From the Department of Anesthesiology, Yale University School of Medicine, New Haven, Connecticut.
Department of Anesthesiology and Perioperative Medicine, University of Rochester School of Medicine and Dentistry, Rochester, New York.
Anesth Analg. 2022 Sep 1;135(3):460-473. doi: 10.1213/ANE.0000000000006039. Epub 2022 Aug 17.

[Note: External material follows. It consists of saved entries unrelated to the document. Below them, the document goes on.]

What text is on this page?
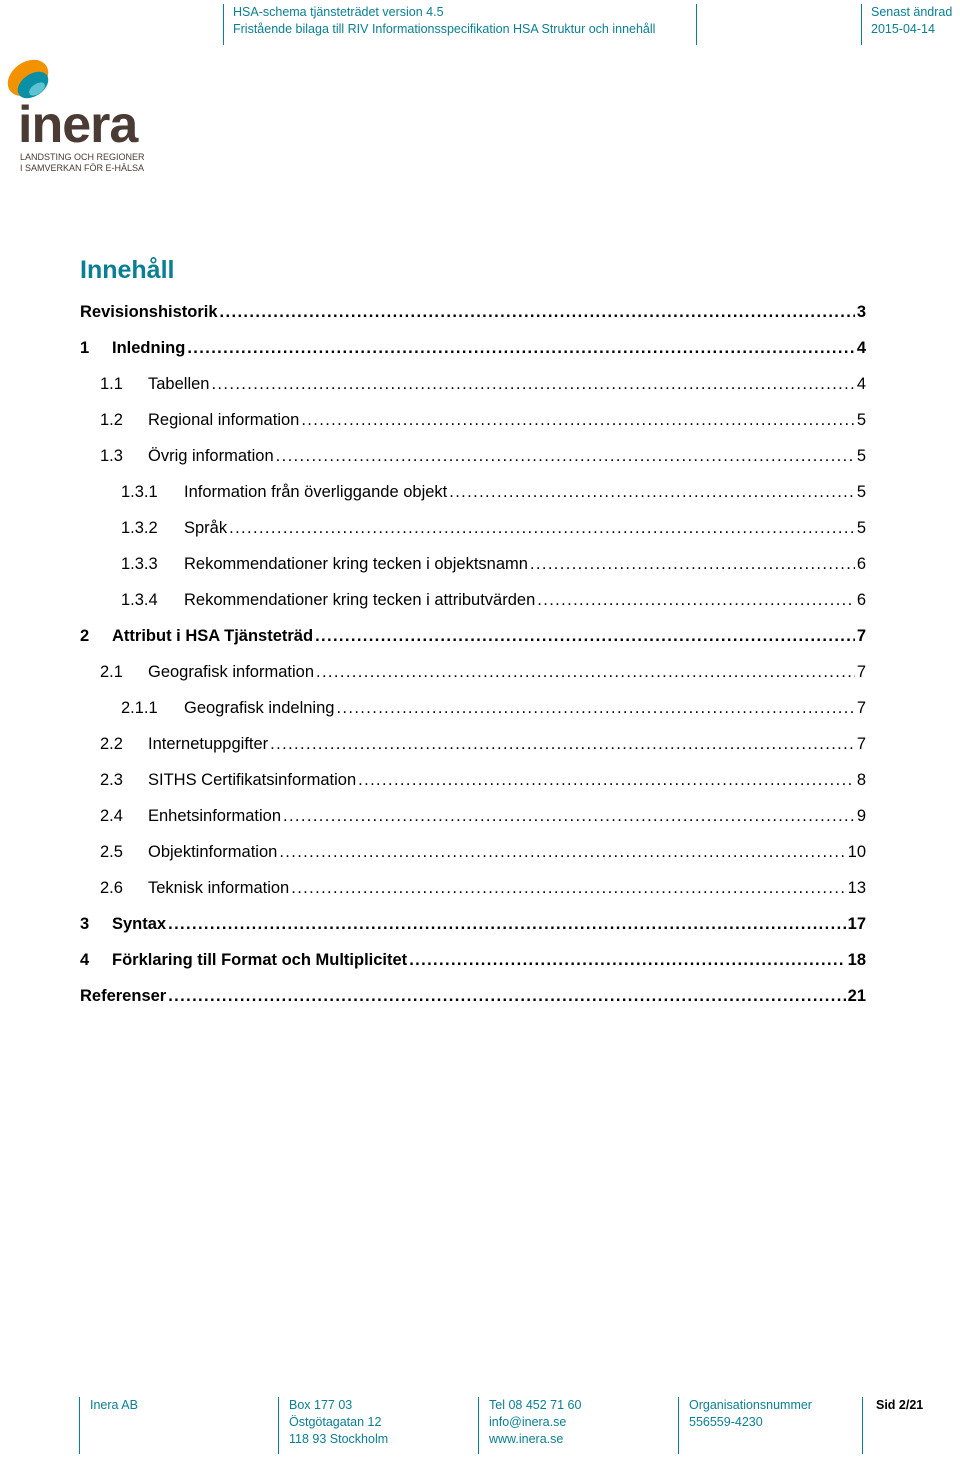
HSA-schema tjänsteträdet version 4.5
Fristående bilaga till RIV Informationsspecifikation HSA Struktur och innehåll
Senast ändrad
2015-04-14
inera
LANDSTING OCH REGIONER
I SAMVERKAN FÖR E-HÄLSA
Innehåll
Revisionshistorik . . .	3
1	Inledning . . .	4
1.1	Tabellen . . .	4
1.2	Regional information . . .	5
1.3	Övrig information . . .	5
1.3.1	Information från överliggande objekt . . .	5
1.3.2	Språk . . .	5
1.3.3	Rekommendationer kring tecken i objektsnamn . . .	6
1.3.4	Rekommendationer kring tecken i attributvärden . . .	6
2	Attribut i HSA Tjänsteträd . . .	7
2.1	Geografisk information . . .	7
2.1.1	Geografisk indelning . . .	7
2.2	Internetuppgifter . . .	7
2.3	SITHS Certifikatsinformation . . .	8
2.4	Enhetsinformation . . .	9
2.5	Objektinformation . . .	10
2.6	Teknisk information . . .	13
3	Syntax . . .	17
4	Förklaring till Format och Multiplicitet . . .	18
Referenser . . .	21
Inera AB	Box 177 03
Östgötagatan 12
118 93 Stockholm
Tel 08 452 71 60
info@inera.se
www.inera.se
Organisationsnummer
556559-4230
Sid 2/21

Tranexamic acid (TXA) is a potent antifibrinolytic with documented efficacy in reducing blood loss and allogeneic red blood cell transfusion in several clinical settings. With a growing emphasis on patient blood management, TXA has become an integral aspect of perioperative blood conservation strategies. While clinical applications of TXA in the perioperative period are expanding, routine use in select clinical scenarios should be supported by evidence for efficacy. Furthermore, questions regarding optimal dosing without increased risk of adverse events such as thrombosis or seizures should be answered. Therefore, ongoing investigations into TXA utilization in cardiac surgery, obstetrics, acute trauma, orthopedic surgery, neurosurgery, pediatric surgery, and other perioperative settings continue. The aim of this review is to provide an update on the current applications and limitations of TXA use in the perioperative period.
氨甲环酸(TXA)是一种强效抗纤维蛋白溶解剂,已被证实可减少多种临床情况下的失血和异体红细胞输血。随着对患者血液管理的重视,TXA 已成为围手术期血液保护策略的一个重要组成部分。虽然 TXA 在围手术期的临床应用正在扩大,但在某些临床情况下常规使用应基于其疗效的证据。此外,还需要解决关于在不增加血栓形成或癫痫等不良事件风险的情况下最佳剂量的问题。因此,目前仍在对 TXA 在心脏手术、产科、急性创伤、骨科手术、神经外科、小儿外科和其他围手术期环境中的应用进行持续研究。本文旨在提供围手术期 TXA 使用的最新应用和局限性的更新。